We've been with my mother-in-law in hospice the last few days, and as of yesterday, they wanted to move her. She now needs round-the-clock care in the home, and her husband can't afford to pay a nurse for 24 hour care. As of mutual family decisions made yesterday with extended family, we'll be caring for her in our home, either for the duration or until she is moved back into a hospice facility, depending.
I've taken an open-ended leave of absence from work, which my employer has been very generous about, though it's not paid. Jack's working as much as possible so that he'll have some ability to take off in his mom's final days.

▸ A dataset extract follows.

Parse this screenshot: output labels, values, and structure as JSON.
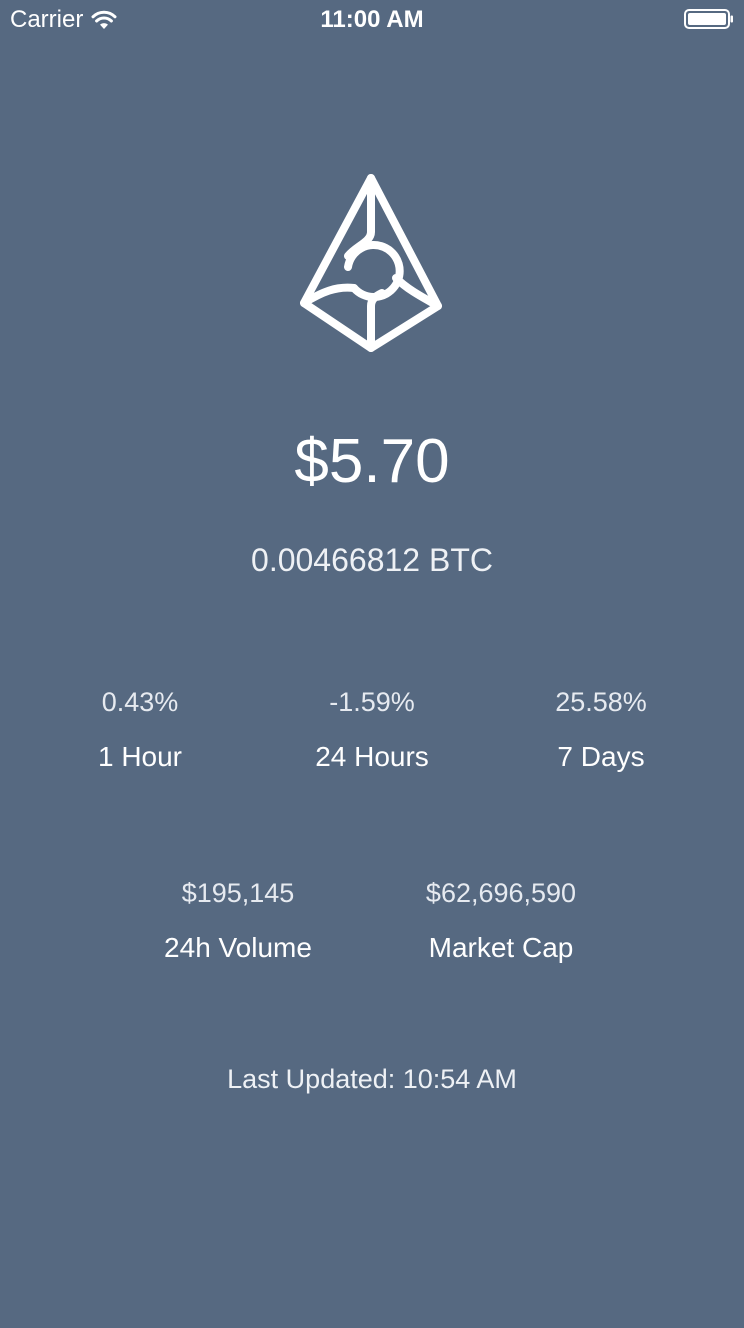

There's so much I don't know how to do, but they are sending in nurses to help me learn a few basics of adult caregiving and to help me get set up. I haven't been home in a while, and for some reason my house did not clean and organize itself while I was gone (those elves have some 'splaining to do...). I grabbed 4 hours of uninterrupted sleep In My Own Bed (oh, how glorious it is to be back in my own bed!) and now have 6 days worth of cleaning to do in 5 hours before our home is descended upon and the next leg of this relay begins. But how very happy we are to have this opportunity! There is a lot to do in a short time today before they transfer her here, so I'm trying to shoot for an adrenalin surge somehow to get what I can done with the cleaning and de-funking around here before my house needs to run itself and all focus is on the patient. I want to have enough of it set up that Rachel can give me some breaks in her off time to catch a nap here or there. The irony that my own daughter, who just got her LPN license earlier this year and is working at a rehab and enrolled in college fulltime, will now be teaching me some patient care is not lost on me :) This, from the girl who once wondered if she could EVER change a diaper or clean up unpleasant things...let's see now if I can keep up with HER... :)
Jack's mom took a turn I'm not sure anyone noticed yesterday. The chart will show she had soft food and liquids yesterday morning, but I saw within a four hours' time period a definate change. She simply stopped taking any liquids, said I love you to immediate family, and didn't try to do things for herself, like shifting in bed, like she had been doing regularly. The strangest thing for me, in talking with the nurses, is adjusting to no expectation of recovery. I never realized how much it's programmed into me to assist folks with only an eye to regaining health. It seems very foreign not to "fight" for a rebound...to allow someone to reject food and liquids, ultimately completely, and not try to assist them to somehow get nourishment and revive. For the focus to be on comfort, to the exclusion of health. I've seen so much of the abuses that come when people don't CARE whether their elderly decline, I guess I didn't really realize much about the reality of situations in which the end is near and the goal of healthcare changes to helping the passage be unobstructed. Maybe like a lot of folks, I've been unnaturally insulated and segregated from this aspect of real life? It has not escaped me the similarities between this and the general disconnect in our society in other areas as well.
So now, we'll learn.
I hope I won't make a mess of this, and that she'll be easy in her mind and her body as much as possible.
I hope I get everything before 8 AM that can whip this house into shape. I'm now off to do some seriously neglected housework, oy! :)
THANK YOU to each one of you who have stopped by to lend a word of encouragement, and for the prayers that are going up. I love you all dearly.